Braves’ Kirby Yates: ‘I do believe that I can still go out there and be elite’



NORTH PORT, Fla. — For Kirby Yates, this spring feels much different – physically and mentally – than last year.

He is far past the Tommy John surgery and its rehab. And he already fought through the inevitable and necessary adjustment period that occurs when a pitcher actually returns to a big-league mound after such a lengthy layoff.

Now, Yates feels free.

“Just being able to relax and not worry about a whole lot of things,” Yates said this week. “It was a lot of uncertainty last year. There was the uncertainty of, how’s my arm gonna feel, am I going to be healthy? And two, am I gonna be able to get guys out?

“I’m not sitting here with those same questions this year.”

Yates seemed content when he reported to North Port. “I’m just in a much better spot,” he said. “The way I feel right now, the way my arm feels right now, it didn’t feel this way at all last year.” Yates entered the offseason not knowing how his arm would feel or which areas of his game he might improve, but he believes he got better in almost every area over the past several months.

The Braves, who began spring training this week, should feature another dominant bullpen, if judging it only on paper. They have power arms, but they also possess depth. Casual fans may lose Yates in the shuffle, but he could be a crucial piece of the club if he comes close to returning to form.

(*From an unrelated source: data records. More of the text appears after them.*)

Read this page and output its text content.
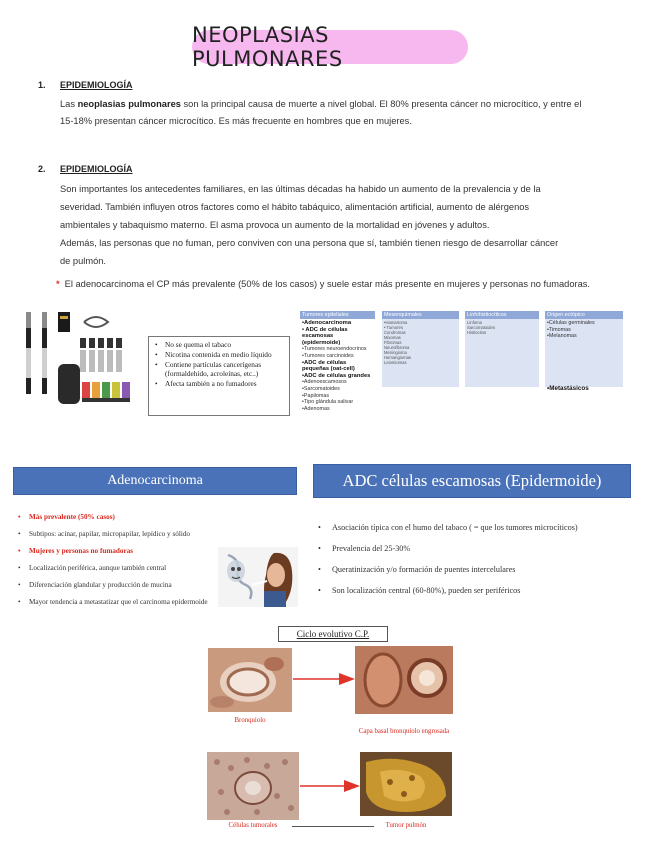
NEOPLASIAS PULMONARES
1. EPIDEMIOLOGÍA
Las neoplasias pulmonares son la principal causa de muerte a nivel global. El 80% presenta cáncer no microcítico, y entre el
15-18% presentan cáncer microcítico. Es más frecuente en hombres que en mujeres.
2. EPIDEMIOLOGÍA
Son importantes los antecedentes familiares, en las últimas décadas ha habido un aumento de la prevalencia y de la
severidad. También influyen otros factores como el hábito tabáquico, alimentación artificial, aumento de alérgenos
ambientales y tabaquismo materno. El asma provoca un aumento de la mortalidad en jóvenes y adultos.
Además, las personas que no fuman, pero conviven con una persona que sí, también tienen riesgo de desarrollar cáncer
de pulmón.
* El adenocarcinoma el CP más prevalente (50% de los casos) y suele estar más presente en mujeres y personas no fumadoras.
• No se quema el tabaco
• Nicotina contenida en medio líquido
• Contiene partículas cancerígenas (formaldehído, acroleínas, etc..)
• Afecta también a no fumadores
Tumores epiteliales
•Adenocarcinoma
• ADC de células escamosas (epidermoide)
•Tumores neuroendocrinos
•Tumores carcinoides
•ADC de células pequeñas (oat-cell)
•ADC de células grandes
•Adenoescamosos
•Sarcomatoides
•Papilomas
•Tipo glándula salivar
•Adenomas
Mesenquimales
•Hamartoma
• Tumores
Condromas
Mixomas
Fibromas
Neurofibroma
Meningioma
Hemangiomas
Leiomiomas
Linfohistiocíticos
Linfoma
Sarcomatoides
Histiocitos
Origen ectópico
•Células germinales
•Timomas
•Melanomas
•Metastásicos
Adenocarcinoma
• Más prevalente (50% casos)
• Subtipos: acinar, papilar, micropapilar, lepídico y sólido
• Mujeres y personas no fumadoras
• Localización periférica, aunque también central
• Diferenciación glandular y producción de mucina
• Mayor tendencia a metastatizar que el carcinoma epidermoide
ADC células escamosas (Epidermoide)
• Asociación típica con el humo del tabaco ( = que los tumores microcíticos)
• Prevalencia del 25-30%
• Queratinización y/o formación de puentes intercelulares
• Son localización central (60-80%), pueden ser periféricos
Ciclo evolutivo C.P.
Bronquiolo
Capa basal bronquiolo engrosada
Células tumorales	Tumor pulmón
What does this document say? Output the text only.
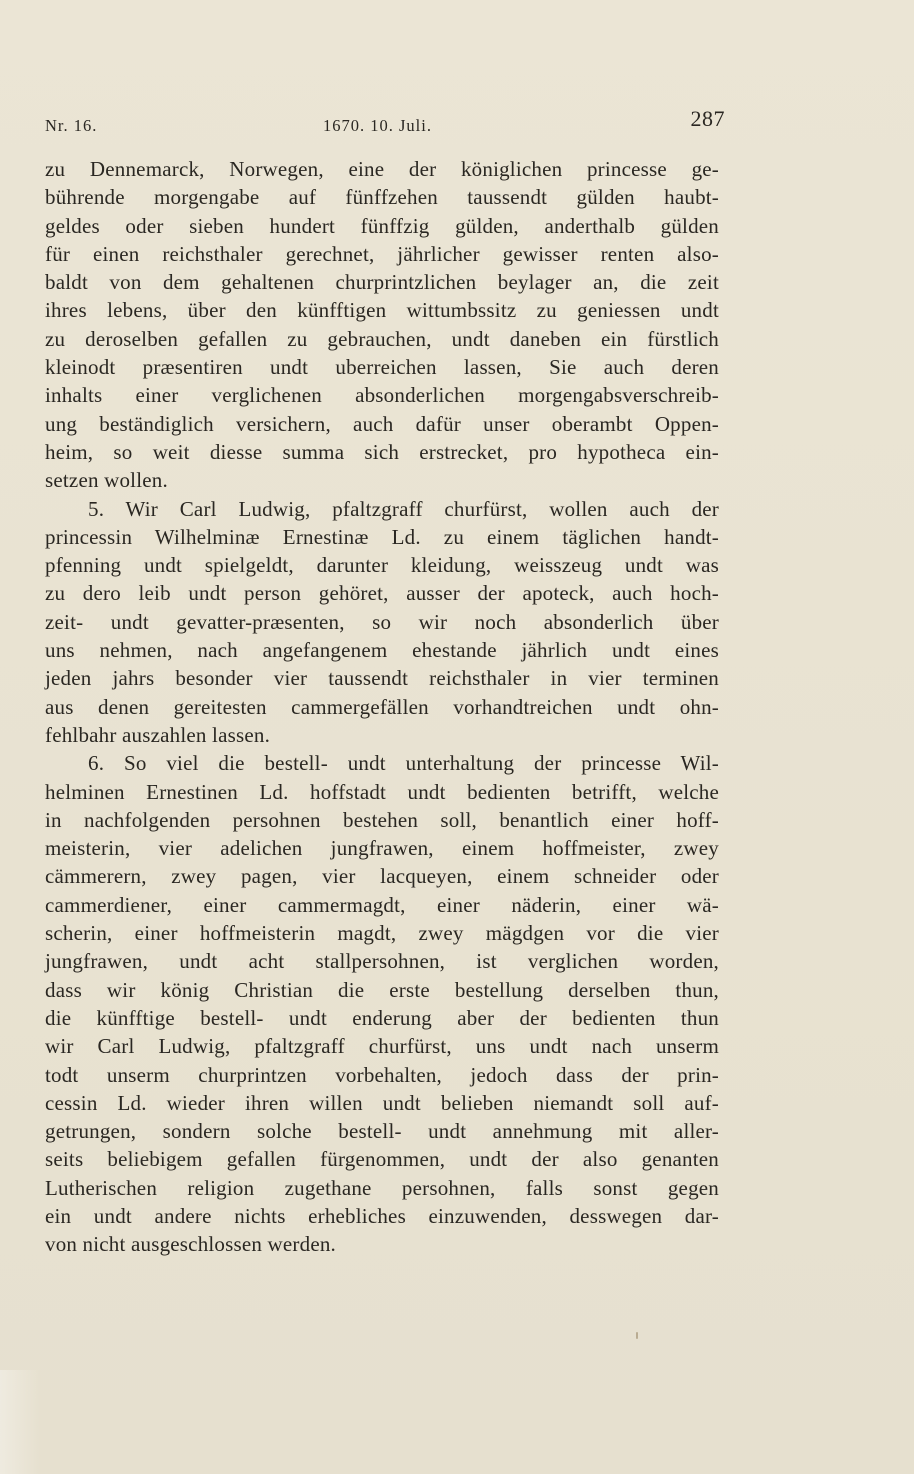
Nr. 16.	1670. 10. Juli.	287
zu Dennemarck, Norwegen, eine der königlichen princesse ge-
bührende morgengabe auf fünffzehen taussendt gülden haubt-
geldes oder sieben hundert fünffzig gülden, anderthalb gülden
für einen reichsthaler gerechnet, jährlicher gewisser renten also-
baldt von dem gehaltenen churprintzlichen beylager an, die zeit
ihres lebens, über den künfftigen wittumbssitz zu geniessen undt
zu deroselben gefallen zu gebrauchen, undt daneben ein fürstlich
kleinodt præsentiren undt uberreichen lassen, Sie auch deren
inhalts einer verglichenen absonderlichen morgengabsverschreib-
ung beständiglich versichern, auch dafür unser oberambt Oppen-
heim, so weit diesse summa sich erstrecket, pro hypotheca ein-
setzen wollen.
5. Wir Carl Ludwig, pfaltzgraff churfürst, wollen auch der
princessin Wilhelminæ Ernestinæ Ld. zu einem täglichen handt-
pfenning undt spielgeldt, darunter kleidung, weisszeug undt was
zu dero leib undt person gehöret, ausser der apoteck, auch hoch-
zeit- undt gevatter-præsenten, so wir noch absonderlich über
uns nehmen, nach angefangenem ehestande jährlich undt eines
jeden jahrs besonder vier taussendt reichsthaler in vier terminen
aus denen gereitesten cammergefällen vorhandtreichen undt ohn-
fehlbahr auszahlen lassen.
6. So viel die bestell- undt unterhaltung der princesse Wil-
helminen Ernestinen Ld. hoffstadt undt bedienten betrifft, welche
in nachfolgenden persohnen bestehen soll, benantlich einer hoff-
meisterin, vier adelichen jungfrawen, einem hoffmeister, zwey
cämmerern, zwey pagen, vier lacqueyen, einem schneider oder
cammerdiener, einer cammermagdt, einer näderin, einer wä-
scherin, einer hoffmeisterin magdt, zwey mägdgen vor die vier
jungfrawen, undt acht stallpersohnen, ist verglichen worden,
dass wir könig Christian die erste bestellung derselben thun,
die künfftige bestell- undt enderung aber der bedienten thun
wir Carl Ludwig, pfaltzgraff churfürst, uns undt nach unserm
todt unserm churprintzen vorbehalten, jedoch dass der prin-
cessin Ld. wieder ihren willen undt belieben niemandt soll auf-
getrungen, sondern solche bestell- undt annehmung mit aller-
seits beliebigem gefallen fürgenommen, undt der also genanten
Lutherischen religion zugethane persohnen, falls sonst gegen
ein undt andere nichts erhebliches einzuwenden, desswegen dar-
von nicht ausgeschlossen werden.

Last season, Yates pitched only seven innings, which probably is too small of a sample size to accurately evaluate because he had to shake off rust after not pitching in a big-league game since 2020 before that. In September, Yates landed on the injured list with right elbow inflammation, which effectively ended his season.

After this frustrating experience, Yates is ready to have some normalcy.

“I tolerated last year, but it wasn’t exactly fun to go through (it) and not be what you were expecting to be,” Yates said. “I think it’s a day-by-day thing, piece it together and get better. But I do believe that I can still go out there and be elite.”



Once a great closer, the Tommy John surgery derailed Yates for a couple of seasons. But as the days and weeks pass, he gets further and further away from the procedure, which undoubtedly is one reason he is feeling so well. His body is healing and adapting.

“Now when I throw the ball, I’m a lot more comfortable, it feels more natural,” Yates said. “It feels kind of how it used to.”

One big part of all this: Yates experienced a normal offseason for the first time since the months following the 2019 season. There was no rehab. He could simply focus on improving.

This could help Yates reach his pre-injury form.

“I hope so,” manager Brian Snitker said. “That was kind of the plan when we signed him.”

Over the offseason, Yates said he felt like he gained a foundation that he could work off of mechanically. Last year, his mindset focused on catching up after two years of lost time and trying to simply feel comfortable enough to get outs in any way he could. “Now, the way the ball is coming out, hopefully I can get back to what I used to do in the past, and that was more get ahead and dictate at-bats, which I didn’t really do last year,” he said.

As of now, it appears Raisel Iglesias, Joe Jiménez, A.J. Minter and Collin McHugh are virtual locks to make the roster. If he pitches well in camp, Yates should join them. But the Braves have a lot of depth, and there probably will be some competition for the final bullpen spots.



The bullpen is such, Yates said, that you pitch yourself into and out of roles. The best and most reliable relievers will pitch toward the end of games, while the struggling ones often are called upon earlier.

Yates said he hasn’t talked with the Braves about his role for 2023, but added that he doesn’t need to discuss that.

He feels they’re on the same page.

“They expect me to be really good. I expect to be an elite guy to help this team win,” Yates said. “If I didn’t think I could pitch at a high level still, I don’t know if I’d still be in this clubhouse.”